Boosting mobile revenue with 5G security-as-a-service
The transition to 5G will bring many opportunities to mobile service providers but it will also continue to challenge them to drive greater levels of subscriber revenue. The average revenue per user (ARPU) is flat to down while data volume per device is rapidly rising. Traditional pricing plans are being disrupted around the world and all-you-can-eat plans are expected. Substantial investment in infrastructure is expected to support this growing data volume. To remain profitable, service providers need to find new revenue streams.
They can explore new revenue streams by focusing on value-added services and reducing their reliance on just being a data-pipe. One such stream is providing security-as-a-service to reduce the risk facing the emerging new use cases.
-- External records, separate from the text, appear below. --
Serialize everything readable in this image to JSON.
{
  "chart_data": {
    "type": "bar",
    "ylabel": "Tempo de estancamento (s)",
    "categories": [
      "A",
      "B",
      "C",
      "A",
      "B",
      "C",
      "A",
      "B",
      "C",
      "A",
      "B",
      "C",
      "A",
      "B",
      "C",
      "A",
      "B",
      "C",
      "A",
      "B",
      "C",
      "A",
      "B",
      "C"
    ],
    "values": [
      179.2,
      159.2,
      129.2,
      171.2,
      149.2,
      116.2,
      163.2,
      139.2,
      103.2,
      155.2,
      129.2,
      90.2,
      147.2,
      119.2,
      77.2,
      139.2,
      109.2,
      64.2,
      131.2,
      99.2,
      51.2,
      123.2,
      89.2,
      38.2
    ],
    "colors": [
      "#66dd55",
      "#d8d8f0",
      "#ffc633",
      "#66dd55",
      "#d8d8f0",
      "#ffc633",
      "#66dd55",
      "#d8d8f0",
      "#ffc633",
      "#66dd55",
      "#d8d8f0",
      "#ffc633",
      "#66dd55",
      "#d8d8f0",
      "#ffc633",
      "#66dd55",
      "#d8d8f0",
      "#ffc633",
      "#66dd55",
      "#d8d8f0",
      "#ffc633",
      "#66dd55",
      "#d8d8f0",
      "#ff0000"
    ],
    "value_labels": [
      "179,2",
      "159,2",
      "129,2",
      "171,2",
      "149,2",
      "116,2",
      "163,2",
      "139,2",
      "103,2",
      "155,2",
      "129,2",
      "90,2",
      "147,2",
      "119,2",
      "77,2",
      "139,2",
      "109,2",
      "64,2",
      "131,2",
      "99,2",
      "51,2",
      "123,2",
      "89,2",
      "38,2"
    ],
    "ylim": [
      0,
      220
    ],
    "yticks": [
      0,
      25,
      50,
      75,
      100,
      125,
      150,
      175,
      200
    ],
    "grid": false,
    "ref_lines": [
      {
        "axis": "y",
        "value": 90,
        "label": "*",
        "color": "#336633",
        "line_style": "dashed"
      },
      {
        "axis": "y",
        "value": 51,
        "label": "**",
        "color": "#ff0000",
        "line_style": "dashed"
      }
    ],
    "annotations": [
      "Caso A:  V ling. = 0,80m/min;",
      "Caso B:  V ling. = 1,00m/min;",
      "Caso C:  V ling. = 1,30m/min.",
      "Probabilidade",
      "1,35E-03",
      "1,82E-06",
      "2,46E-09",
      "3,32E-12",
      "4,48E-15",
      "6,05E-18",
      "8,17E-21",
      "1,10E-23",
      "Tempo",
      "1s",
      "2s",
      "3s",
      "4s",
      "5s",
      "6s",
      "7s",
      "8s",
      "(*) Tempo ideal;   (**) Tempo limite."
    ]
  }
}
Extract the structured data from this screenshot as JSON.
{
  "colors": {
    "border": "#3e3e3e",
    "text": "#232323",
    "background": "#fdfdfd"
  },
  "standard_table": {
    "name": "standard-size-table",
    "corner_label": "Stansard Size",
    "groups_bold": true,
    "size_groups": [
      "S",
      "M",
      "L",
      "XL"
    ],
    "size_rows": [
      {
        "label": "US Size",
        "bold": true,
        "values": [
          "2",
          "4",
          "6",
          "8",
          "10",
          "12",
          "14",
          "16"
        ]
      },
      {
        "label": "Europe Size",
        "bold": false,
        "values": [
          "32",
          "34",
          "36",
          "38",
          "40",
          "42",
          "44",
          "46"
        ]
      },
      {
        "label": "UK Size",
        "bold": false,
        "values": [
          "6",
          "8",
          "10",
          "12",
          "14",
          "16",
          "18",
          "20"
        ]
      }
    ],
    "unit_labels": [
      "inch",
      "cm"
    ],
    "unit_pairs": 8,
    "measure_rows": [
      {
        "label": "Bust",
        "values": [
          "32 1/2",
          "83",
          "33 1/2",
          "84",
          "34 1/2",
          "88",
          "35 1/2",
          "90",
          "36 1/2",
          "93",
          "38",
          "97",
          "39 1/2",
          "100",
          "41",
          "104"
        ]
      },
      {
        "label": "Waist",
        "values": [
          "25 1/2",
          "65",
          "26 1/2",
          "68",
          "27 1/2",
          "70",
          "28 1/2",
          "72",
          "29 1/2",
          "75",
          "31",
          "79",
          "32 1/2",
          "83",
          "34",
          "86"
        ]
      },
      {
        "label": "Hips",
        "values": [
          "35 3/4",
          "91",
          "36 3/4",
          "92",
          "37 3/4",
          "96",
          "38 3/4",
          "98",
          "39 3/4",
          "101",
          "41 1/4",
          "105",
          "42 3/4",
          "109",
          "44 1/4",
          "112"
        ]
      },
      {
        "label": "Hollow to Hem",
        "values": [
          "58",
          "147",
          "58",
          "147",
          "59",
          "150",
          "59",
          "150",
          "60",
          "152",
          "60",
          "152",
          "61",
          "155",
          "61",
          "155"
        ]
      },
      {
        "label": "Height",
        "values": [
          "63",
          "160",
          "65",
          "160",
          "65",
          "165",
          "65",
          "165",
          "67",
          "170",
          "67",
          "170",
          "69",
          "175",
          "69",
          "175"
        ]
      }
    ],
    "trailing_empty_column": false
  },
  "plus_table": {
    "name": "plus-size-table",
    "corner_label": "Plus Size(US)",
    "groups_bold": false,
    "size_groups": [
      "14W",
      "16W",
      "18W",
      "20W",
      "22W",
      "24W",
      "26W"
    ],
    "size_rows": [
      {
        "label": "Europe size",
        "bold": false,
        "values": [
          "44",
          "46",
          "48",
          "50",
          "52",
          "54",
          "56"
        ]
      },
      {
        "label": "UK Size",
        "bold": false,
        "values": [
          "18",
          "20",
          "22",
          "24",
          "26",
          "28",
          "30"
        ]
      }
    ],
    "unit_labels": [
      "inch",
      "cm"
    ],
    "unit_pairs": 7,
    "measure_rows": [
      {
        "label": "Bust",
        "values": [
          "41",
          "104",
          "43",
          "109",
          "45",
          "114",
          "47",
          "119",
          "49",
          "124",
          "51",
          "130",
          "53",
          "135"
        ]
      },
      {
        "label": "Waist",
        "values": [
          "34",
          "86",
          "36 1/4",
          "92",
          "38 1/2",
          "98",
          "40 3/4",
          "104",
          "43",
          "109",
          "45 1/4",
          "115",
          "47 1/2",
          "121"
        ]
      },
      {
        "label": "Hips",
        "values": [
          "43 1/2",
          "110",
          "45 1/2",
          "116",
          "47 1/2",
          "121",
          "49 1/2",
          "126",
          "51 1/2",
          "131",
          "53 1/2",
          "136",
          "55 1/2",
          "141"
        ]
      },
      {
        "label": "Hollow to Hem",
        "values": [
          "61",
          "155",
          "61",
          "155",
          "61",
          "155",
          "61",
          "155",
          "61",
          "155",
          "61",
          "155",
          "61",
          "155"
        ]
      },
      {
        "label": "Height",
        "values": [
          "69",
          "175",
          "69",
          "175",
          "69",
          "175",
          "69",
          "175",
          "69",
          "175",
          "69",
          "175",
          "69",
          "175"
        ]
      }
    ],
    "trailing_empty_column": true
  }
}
In fact, service providers might be able to, not only monetize their investments, but differentiate themselves via these value-added services and build a more sustainable and profitable business.
Usage booms—while ARPU lags
The growth of mobile data has reached truly explosive proportions. According to the Ericsson Mobility Report of June 2019, total mobile data traffic will reach 131 exabytes (EB) monthly by the end of 2024, a 30 percent CAGR from 2018. In North America alone, mobile data traffic will average 39 GB per month, per smartphone by that time, an increase of more than five times the average of 2018. To support this global rise, the GSMA expects mobile operators to invest around $480 billion worldwide between 2018 and 2020 in mobile CAPEX.
But judging from past experience, these massive investments will not necessarily bring correspondingly large returns. As noted in a study by Ericsson and Arthur D. Little in 2018, operators who invested in 4G upgrades quickly realized that while usage increased dramatically, revenue per user did not; the overall CAGR was only 1.5 percent. Simply put, consumers want to get more, but they don’t want to pay more. Competitive price pressures and the spread of all-you-can-eat data plans have left service providers without the leverage to raise rates, putting relentless pressure on margins.
In this light, it’s no wonder some service providers have been less than enthusiastic about investing in the move to 5G. Indeed, many operators have yet to recoup their investments in 4G infrastructure.
Rescuing revenue with value-added services
The solution to the mobile revenue squeeze is not to try to resist or delay the march of 5G; it’s to lean into the innovation 5G makes possible—and to monetize the security challenges it raises.
The GSMA describes the emerging economic model for mobile data in simple terms: “Connectivity will be commoditized; value generation lies in the applications, platforms, and services layer.” This statement comes in the context of a discussion of the Internet of Things (IoT), but this is only one of the diverse use cases that will drive massive growth over 5G networks. A recent survey commissioned by A10 Networks found smart cities, industrial automation, ultra-high-speed connectivity, and connected vehicles to be key use-case drivers for 5G, to name just a few. Remote surgery will transform healthcare. Augmented reality and virtual reality, powered by AI and cloud computing, will disrupt the retail experience. Rural and otherwise inaccessible areas will finally see the potential for ubiquitous high-speed connectivity.
To enable this transformation, 5G connectivity is increasingly being complemented by multi access edge computing (MEC), an architecture in which applications are moved out of traditional on-premises and cloud data centers to the network edge to speed performance and reduce network latency.
It is this shift, and its implications for the viability of 5G-enabled value-added services, that creates the opportunity for differentiated security services.
From dumb pipes to smart security
Even before considering the impact of 5G MEC architecture, the explosion of new devices coming online vastly increases the security challenge facing enterprises and other service providers. According to the GSMA, between 2018 and 2025, the number of global IoT connections will triple to 25 billion. As the attack surface expands exponentially, service providers will have to ensure that malware, intrusions, DDoS attacks, and other threats don’t disrupt the delivery of 5G services. This is even more critical given the literally life-and-death nature of services like remote medicine and driverless and connected cars.
Add MEC to the picture, and the challenge grows still greater. As applications move from the data center to the edge, they become more vulnerable to cyber attack. With more limited compute resources at an edge micro-data center than a traditional enterprise or cloud data center, a DDoS attack can bring down an application much more quickly and easily.
To protect these new use cases, including services and applications provided by their enterprise customers, mobile operators can now step in with new security-as-a-service offerings such as DDoS detection, Layer 4/Layer 7 firewall, GTP/Diameter/TLS (Transport Layer Security) inspections, HTTP protection, and IPSec VPN. By protecting businesses and customers from degraded performance, unavailability, fraud, data breaches, and other risks, service providers can move beyond commodity connectivity to deliver greater value—and charge accordingly.
With the 5G revolution already well underway, mobile service providers face unprecedented urgency to bring their revenue in line with their costs. By capitalizing on the opportunities for value-added services created by 5G—and by creating new security services to protect those use cases—operators can rebuild their economic model for a new era of profitability.